Den Aufruf des Spandauer Bündnisses gegen Rechts zu einer Gegenkundgebung und -demonstration haben auch Wohlfahrtsorganisationen, Kirchen, Gewerkschaften, die Vereinigung der Verfolgten des Naziregimes (VVN), Linke und Grüne unterzeichnet. Auch die Sozialdemokraten haben sich kurzfristig entschieden, zum Protest aufzurufen. „Die Berliner SPD unterstützt den Aufruf und ruft dazu auf, sich der neonazistischen Demonstration entgegenzustellen“, heißt es in einer Erklärung vom Dienstag.

Weil die rechte Szene für den Termin nicht nur bundesweit, sondern auch im Ausland mobilisiert hat, rechnet die Mobile Beratung gegen Rechtsextremismus mit „deutlich mehr“ als den bisher angemeldeten 500 Teilnehmern. In einigen Berliner Bezirken waren gefälschte Fahndungsplakate der Polizei aufgetaucht, mit denen nach „dem Mörder von Rudolf Heß“ gesucht wird. Einige Plakate sollen mit Rasierklingen und Glasscherben präpariert worden sein. Neonazis verbreiten bis heute die Legende, Heß sei von den Alliierten ermordet worden.

Resolution gegen den Aufmarsch der Rechtsextremisten

Die Spandauer Bezirksverordnetenversammlung hatte in ihrer jüngsten Sitzung einstimmig eine Resolution gegen den Aufmarsch der Rechtsextremisten verabschiedet. Die VVN, der Spandauer Bundestagsabgeordnete Kai Wegner (CDU) und Spandaus Bezirksbürgermeister Helmut Kleebank (SPD) haben die Berliner Innenverwaltung aufgefordert, den Aufmarsch der Neonazis zu verbieten. „Ich kann im Vorfeld erkennen, dass dieser unsägliche Aufmarsch den Zweck hat, einen NS-Täter zu verherrlichen. Das sind Straftatbestände“, sagte Kleebank der Berliner Morgenpost.

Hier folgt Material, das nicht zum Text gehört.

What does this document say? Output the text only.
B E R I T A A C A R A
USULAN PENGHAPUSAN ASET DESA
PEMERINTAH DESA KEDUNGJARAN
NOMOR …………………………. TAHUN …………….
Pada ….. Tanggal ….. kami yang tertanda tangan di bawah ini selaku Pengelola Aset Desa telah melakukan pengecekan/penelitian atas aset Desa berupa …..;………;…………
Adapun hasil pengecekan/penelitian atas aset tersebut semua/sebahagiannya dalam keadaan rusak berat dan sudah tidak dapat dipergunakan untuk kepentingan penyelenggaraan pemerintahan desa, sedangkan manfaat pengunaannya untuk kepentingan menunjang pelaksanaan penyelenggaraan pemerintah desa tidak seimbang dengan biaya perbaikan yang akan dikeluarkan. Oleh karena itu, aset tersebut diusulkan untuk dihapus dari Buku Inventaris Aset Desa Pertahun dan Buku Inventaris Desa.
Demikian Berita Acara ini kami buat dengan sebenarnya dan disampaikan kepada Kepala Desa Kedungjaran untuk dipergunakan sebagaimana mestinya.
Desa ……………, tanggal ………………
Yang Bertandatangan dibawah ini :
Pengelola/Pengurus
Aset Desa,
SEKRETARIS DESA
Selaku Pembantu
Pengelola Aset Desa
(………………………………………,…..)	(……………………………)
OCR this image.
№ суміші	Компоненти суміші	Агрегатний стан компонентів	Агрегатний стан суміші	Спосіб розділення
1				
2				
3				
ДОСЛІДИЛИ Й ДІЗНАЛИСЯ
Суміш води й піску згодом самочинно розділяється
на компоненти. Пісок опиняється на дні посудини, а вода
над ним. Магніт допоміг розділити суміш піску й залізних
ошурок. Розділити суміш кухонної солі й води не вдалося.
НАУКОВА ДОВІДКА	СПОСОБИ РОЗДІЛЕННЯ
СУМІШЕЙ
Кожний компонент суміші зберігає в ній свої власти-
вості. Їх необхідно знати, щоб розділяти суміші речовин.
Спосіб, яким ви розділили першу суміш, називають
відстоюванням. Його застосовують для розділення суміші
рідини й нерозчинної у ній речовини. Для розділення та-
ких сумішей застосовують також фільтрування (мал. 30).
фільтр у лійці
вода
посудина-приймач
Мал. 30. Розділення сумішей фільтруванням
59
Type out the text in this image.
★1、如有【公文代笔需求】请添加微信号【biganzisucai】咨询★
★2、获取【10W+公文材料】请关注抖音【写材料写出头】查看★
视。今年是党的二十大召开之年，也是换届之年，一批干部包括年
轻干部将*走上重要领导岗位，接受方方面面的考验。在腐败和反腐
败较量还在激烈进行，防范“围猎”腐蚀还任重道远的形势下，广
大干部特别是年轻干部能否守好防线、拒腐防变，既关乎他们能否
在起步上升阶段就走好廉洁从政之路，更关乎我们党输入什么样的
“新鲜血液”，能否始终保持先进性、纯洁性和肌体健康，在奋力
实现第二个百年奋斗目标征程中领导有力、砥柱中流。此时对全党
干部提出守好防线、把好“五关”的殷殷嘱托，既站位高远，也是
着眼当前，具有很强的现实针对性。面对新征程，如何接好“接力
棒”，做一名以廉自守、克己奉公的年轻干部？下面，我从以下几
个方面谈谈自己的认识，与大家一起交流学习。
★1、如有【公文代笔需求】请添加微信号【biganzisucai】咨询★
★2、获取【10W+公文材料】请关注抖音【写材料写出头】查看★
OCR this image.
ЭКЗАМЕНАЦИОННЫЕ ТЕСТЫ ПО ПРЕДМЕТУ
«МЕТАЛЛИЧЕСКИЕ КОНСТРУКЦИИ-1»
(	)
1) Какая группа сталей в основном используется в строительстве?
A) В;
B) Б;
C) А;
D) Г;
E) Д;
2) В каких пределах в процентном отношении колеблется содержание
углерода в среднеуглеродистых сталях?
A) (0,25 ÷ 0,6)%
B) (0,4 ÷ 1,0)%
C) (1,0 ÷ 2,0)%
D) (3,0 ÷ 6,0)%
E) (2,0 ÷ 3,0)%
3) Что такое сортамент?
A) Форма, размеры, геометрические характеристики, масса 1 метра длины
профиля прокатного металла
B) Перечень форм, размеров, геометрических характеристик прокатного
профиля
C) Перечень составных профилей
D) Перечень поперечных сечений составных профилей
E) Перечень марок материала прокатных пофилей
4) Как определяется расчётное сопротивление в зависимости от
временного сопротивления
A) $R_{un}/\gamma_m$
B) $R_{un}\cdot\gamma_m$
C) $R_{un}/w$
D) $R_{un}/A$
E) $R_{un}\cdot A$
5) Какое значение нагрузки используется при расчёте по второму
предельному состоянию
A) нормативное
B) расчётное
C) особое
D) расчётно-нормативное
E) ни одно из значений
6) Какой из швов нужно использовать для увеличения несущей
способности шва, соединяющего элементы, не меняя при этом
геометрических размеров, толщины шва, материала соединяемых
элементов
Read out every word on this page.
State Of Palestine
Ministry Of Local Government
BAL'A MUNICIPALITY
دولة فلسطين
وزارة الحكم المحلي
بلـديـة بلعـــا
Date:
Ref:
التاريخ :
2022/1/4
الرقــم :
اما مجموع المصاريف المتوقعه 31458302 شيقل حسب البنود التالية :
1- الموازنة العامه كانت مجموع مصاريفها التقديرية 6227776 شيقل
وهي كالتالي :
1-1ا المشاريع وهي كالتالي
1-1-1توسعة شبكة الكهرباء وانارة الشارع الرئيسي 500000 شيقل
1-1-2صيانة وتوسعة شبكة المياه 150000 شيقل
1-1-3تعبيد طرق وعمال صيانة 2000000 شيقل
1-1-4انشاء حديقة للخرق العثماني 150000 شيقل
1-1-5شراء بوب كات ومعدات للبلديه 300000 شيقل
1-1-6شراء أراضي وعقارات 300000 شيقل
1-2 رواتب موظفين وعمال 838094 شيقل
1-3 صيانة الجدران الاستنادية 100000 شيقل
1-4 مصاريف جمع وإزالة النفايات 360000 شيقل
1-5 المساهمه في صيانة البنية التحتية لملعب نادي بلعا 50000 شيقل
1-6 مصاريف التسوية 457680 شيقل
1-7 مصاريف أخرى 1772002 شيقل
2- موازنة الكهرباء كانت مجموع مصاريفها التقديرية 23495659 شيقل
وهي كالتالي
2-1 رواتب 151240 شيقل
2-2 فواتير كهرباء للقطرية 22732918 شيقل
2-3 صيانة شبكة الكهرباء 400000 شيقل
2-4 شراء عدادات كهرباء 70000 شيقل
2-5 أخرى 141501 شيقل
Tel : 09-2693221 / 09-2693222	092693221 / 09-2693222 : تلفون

Entsprechend müsse die Innenbehörde in der Lage sein, das zu unterbinden. Im Hause von Innensenator Andreas Geisel (SPD) verwies ein Sprecher auf das Grundrecht der Versammlungsfreiheit. Die Polizei als Versammlungsbehörde werde aber Auflagen erteilen, um eine Verherrlichung von Nazigrößen zu unterbinden. „Jede Geschichtsklitterung von Rechts gegenüber der Vergangenheit ist ungehörig und wird von uns verurteilt“, so der Sprecher.

„Aus den Auflagen können wir erahnen, dass auf der Klosterstraße die Neonazis marschieren“

Die Polizei wollte auch am Dienstag die Strecken noch nicht bekannt geben, die sie für die Neonazis freigeben wird. „Wir sind noch in Abstimmungsgesprächen“, so der Sprecher. Die Gegendemonstranten rufen um 11 Uhr am Standort des früheren Kriegsverbrechergefängnisses an der Wilhelmstadt zu einer Kundgebung auf. Zur selben Zeit soll ein Demonstrationszug der Nazigegner am Bahnhof Spandau Richtung Wilhelmstraße starten.

Die Gegendemonstration wollte die Polizei zuletzt nach Angaben der Veranstalter nicht über die Klosterstraße führen, sondern über die Seeburger Straße. „Aus den Auflagen können wir erahnen, dass auf der Klosterstraße die Neonazis marschieren“, mutmaßte Anne Düren vom Bündnis gegen Rechts. Sie erwartet bis zu 1000 Gegendemonstranten.

Das Kriegsverbrechergefängnis hatten die Alliierten nach Heß’ Tod abreißen lassen. Sie wollten so unterbinden, dass das Gelände zur Kultstätte von Neonazis wird. Jahrelang versammelte sich die ultrarechte Szene zu Heß’ Todestag im bayerischen Wunsiedel, wo sich bis 2011 sein Grab befand. Das dortige Landratsamt hatte aber bereits seit 2005 die Aufmärsche verboten.

Hinweis: In einer früheren Version dieses Artikels hieß es, de Aufmarsch finde am Sonntag statt - nicht am Sonnabend. Wir haben den Fehler korrigiert.